Après quelques secondes de silence, elle pose une main rassurante sur la mienne, qui est restée sur la boîte de vitesse. Je m'entends laisser échapper un petit soupir. Je sens que Léna va m'être précieuse dans cette étape difficile que Lucie va devoir surmonter. Et que je vais surmonter à mon tour.

— Je pourrais lui parler, si tu veux. Les cauchemars c'est aussi mon rayon, elle lance sur un ton monocorde.

Elle ne dit rien de plus, et nos souffles restent en suspens. Je savais bien qu'elle cachait quelque chose de triste sous sa carapace, mais elle refuse encore de m'avouer la nature de cet épisode qui a bercé un moment de sa vie. Elle reste évasive, comme me l'a clairement dit Lucas, en tentant une énième tentative pour qu'elle crache le morceau et qu'elle lui fasse part de son blocage.

— Je pense que ça lui ferait du bien, effectivement. Mais laisse-moi préparer les choses avant. Je te l'ai dit, elle vient au Bal des Pompiers, mais uniquement pour me faire plaisir, on dirait. Je n'aime pas cette sensation de l'avoir obligé, je grimace.

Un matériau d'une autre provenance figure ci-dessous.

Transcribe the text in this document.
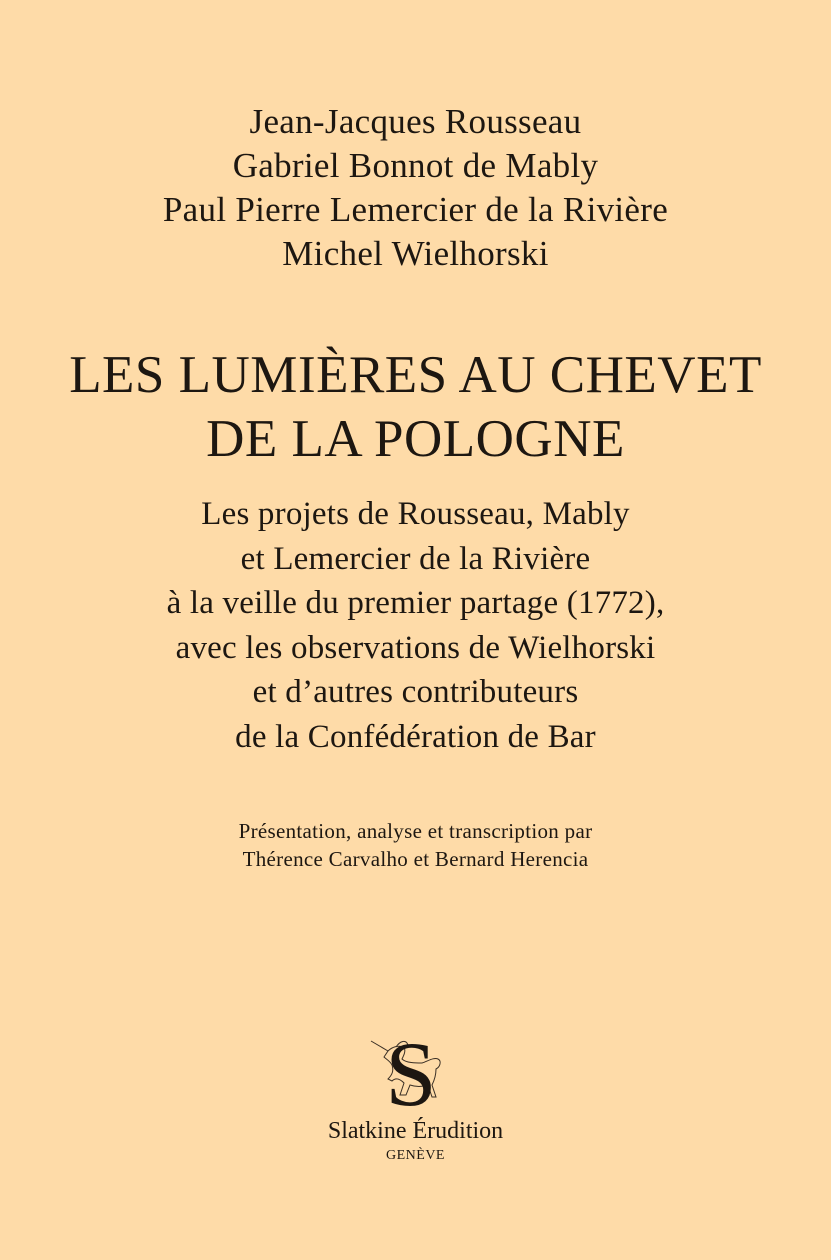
Jean-Jacques Rousseau
Gabriel Bonnot de Mably
Paul Pierre Lemercier de la Rivière
Michel Wielhorski
LES LUMIÈRES AU CHEVET
DE LA POLOGNE
Les projets de Rousseau, Mably
et Lemercier de la Rivière
à la veille du premier partage (1772),
avec les observations de Wielhorski
et d’autres contributeurs
de la Confédération de Bar
Présentation, analyse et transcription par
Thérence Carvalho et Bernard Herencia
S
Slatkine Érudition
GENÈVE
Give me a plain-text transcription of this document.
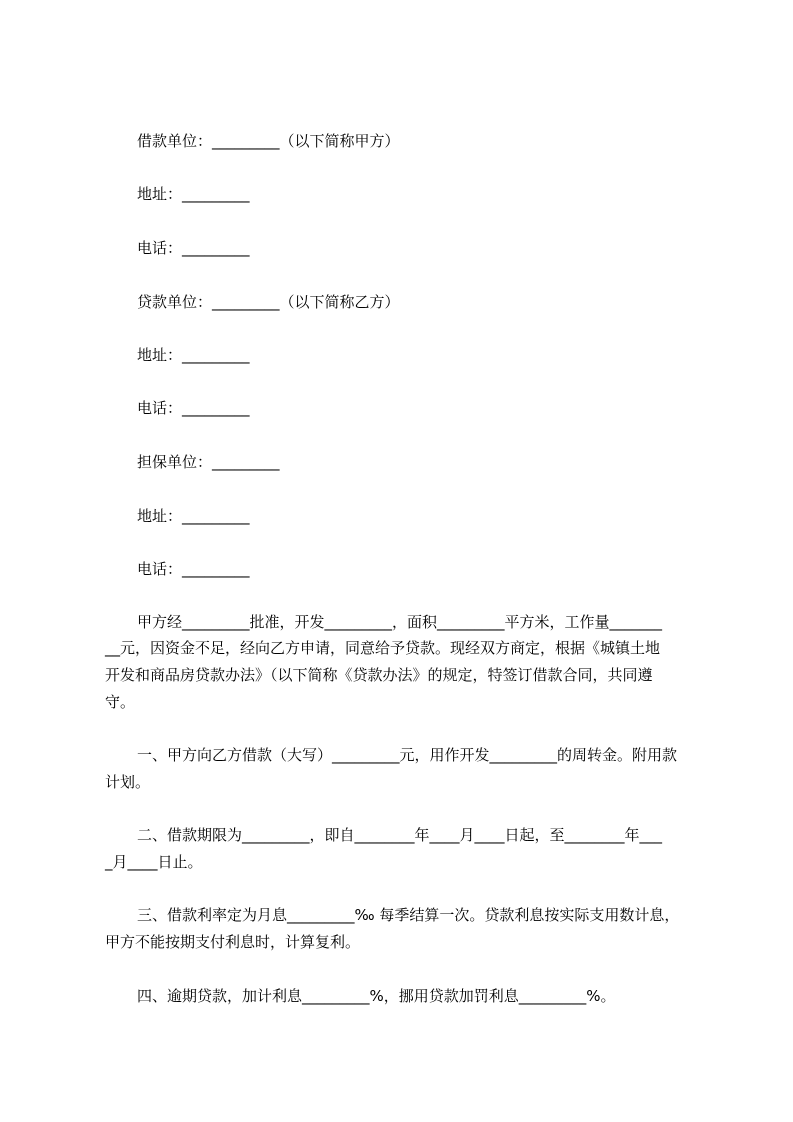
借款单位：_________（以下简称甲方）
地址：_________
电话：_________
贷款单位：_________（以下简称乙方）
地址：_________
电话：_________
担保单位：_________
地址：_________
电话：_________
甲方经_________批准，开发_________，面积_________平方米，工作量_______
__元，因资金不足，经向乙方申请，同意给予贷款。现经双方商定，根据《城镇土地
开发和商品房贷款办法》（以下简称《贷款办法》的规定，特签订借款合同，共同遵
守。
一、甲方向乙方借款（大写）_________元，用作开发_________的周转金。附用款
计划。
二、借款期限为_________，即自________年____月____日起，至________年___
_月____日止。
三、借款利率定为月息_________‰ 每季结算一次。贷款利息按实际支用数计息，
甲方不能按期支付利息时，计算复利。
四、逾期贷款，加计利息_________%，挪用贷款加罚利息_________%。
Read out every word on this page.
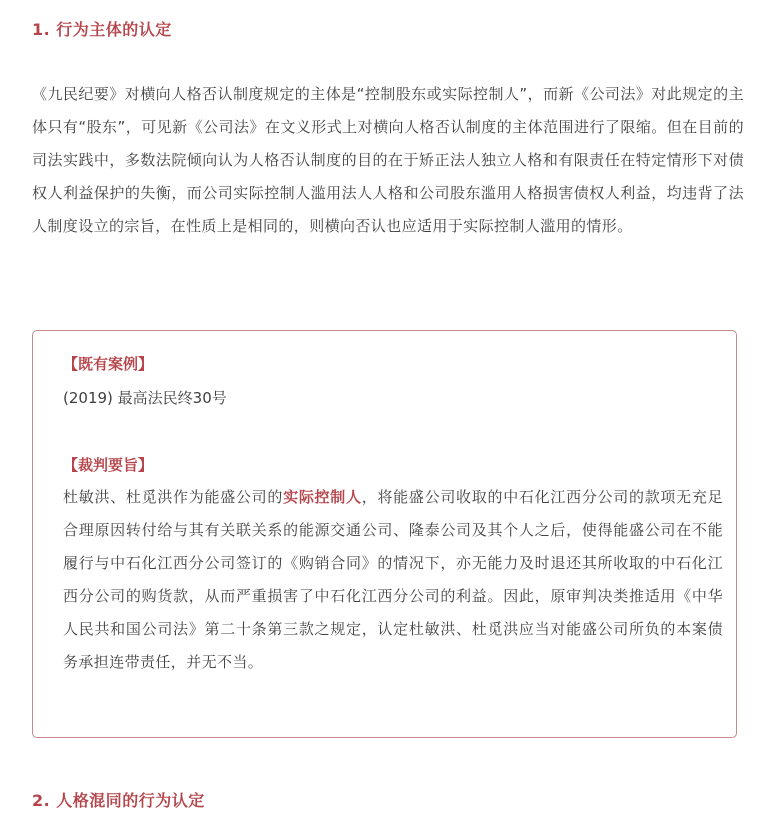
1. 行为主体的认定

《九民纪要》对横向人格否认制度规定的主体是“控制股东或实际控制人”，而新《公司法》对此规定的主体只有“股东”，可见新《公司法》在文义形式上对横向人格否认制度的主体范围进行了限缩。但在目前的司法实践中，多数法院倾向认为人格否认制度的目的在于矫正法人独立人格和有限责任在特定情形下对债权人利益保护的失衡，而公司实际控制人滥用法人人格和公司股东滥用人格损害债权人利益，均违背了法人制度设立的宗旨，在性质上是相同的，则横向否认也应适用于实际控制人滥用的情形。

【既有案例】

(2019) 最高法民终30号

【裁判要旨】

杜敏洪、杜觅洪作为能盛公司的实际控制人，将能盛公司收取的中石化江西分公司的款项无充足合理原因转付给与其有关联关系的能源交通公司、隆泰公司及其个人之后，使得能盛公司在不能履行与中石化江西分公司签订的《购销合同》的情况下，亦无能力及时退还其所收取的中石化江西分公司的购货款，从而严重损害了中石化江西分公司的利益。因此，原审判决类推适用《中华人民共和国公司法》第二十条第三款之规定，认定杜敏洪、杜觅洪应当对能盛公司所负的本案债务承担连带责任，并无不当。

2. 人格混同的行为认定
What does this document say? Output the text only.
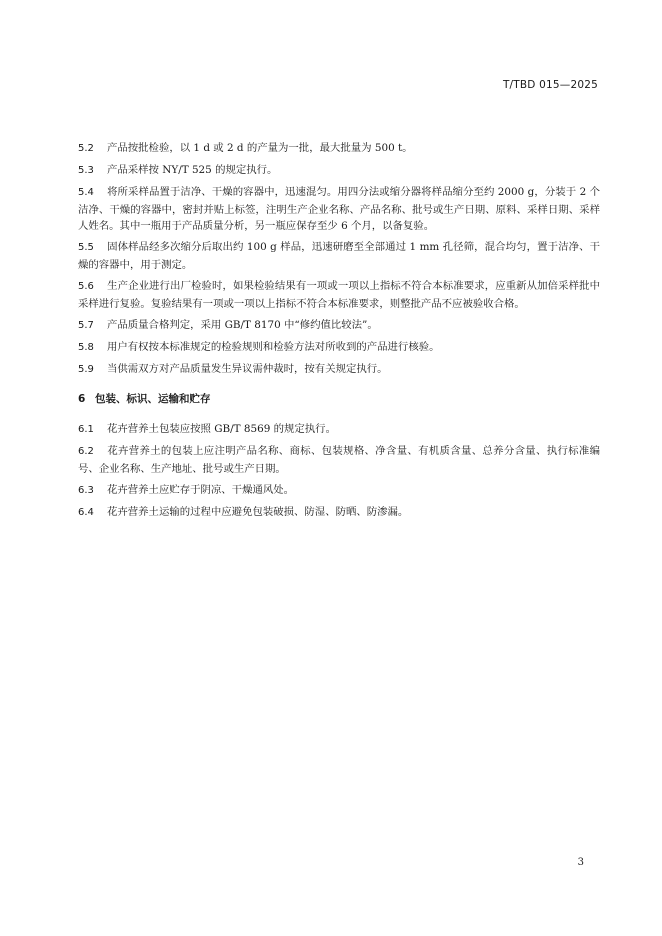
T/TBD 015—2025

5.2 产品按批检验，以 1 d 或 2 d 的产量为一批，最大批量为 500 t。

5.3 产品采样按 NY/T 525 的规定执行。

5.4 将所采样品置于洁净、干燥的容器中，迅速混匀。用四分法或缩分器将样品缩分至约 2000 g，分装于 2 个洁净、干燥的容器中，密封并贴上标签，注明生产企业名称、产品名称、批号或生产日期、原料、采样日期、采样人姓名。其中一瓶用于产品质量分析，另一瓶应保存至少 6 个月，以备复验。

5.5 固体样品经多次缩分后取出约 100 g 样品，迅速研磨至全部通过 1 mm 孔径筛，混合均匀，置于洁净、干燥的容器中，用于测定。

5.6 生产企业进行出厂检验时，如果检验结果有一项或一项以上指标不符合本标准要求，应重新从加倍采样批中采样进行复验。复验结果有一项或一项以上指标不符合本标准要求，则整批产品不应被验收合格。

5.7 产品质量合格判定，采用 GB/T 8170 中“修约值比较法”。

5.8 用户有权按本标准规定的检验规则和检验方法对所收到的产品进行核验。

5.9 当供需双方对产品质量发生异议需仲裁时，按有关规定执行。

6 包装、标识、运输和贮存

6.1 花卉营养土包装应按照 GB/T 8569 的规定执行。

6.2 花卉营养土的包装上应注明产品名称、商标、包装规格、净含量、有机质含量、总养分含量、执行标准编号、企业名称、生产地址、批号或生产日期。

6.3 花卉营养土应贮存于阴凉、干燥通风处。

6.4 花卉营养土运输的过程中应避免包装破损、防湿、防晒、防渗漏。

3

Le Bal a lieu demain soir, et apparemment c'est une tradition dans la caserne depuis des années. Il faut y amener un cavalier ou une cavalière. Sans réfléchir, Lucie m'est apparue comme un choix évident. Mais, je pense qu'elle a accepté sous le coup de la contrainte, et je commence à culpabiliser. Bon, si elle ne veut vraiment pas y aller, nous n'irons pas. On peut très bien passer une soirée tranquille, ou ne pas se voir, si elle veut être seule.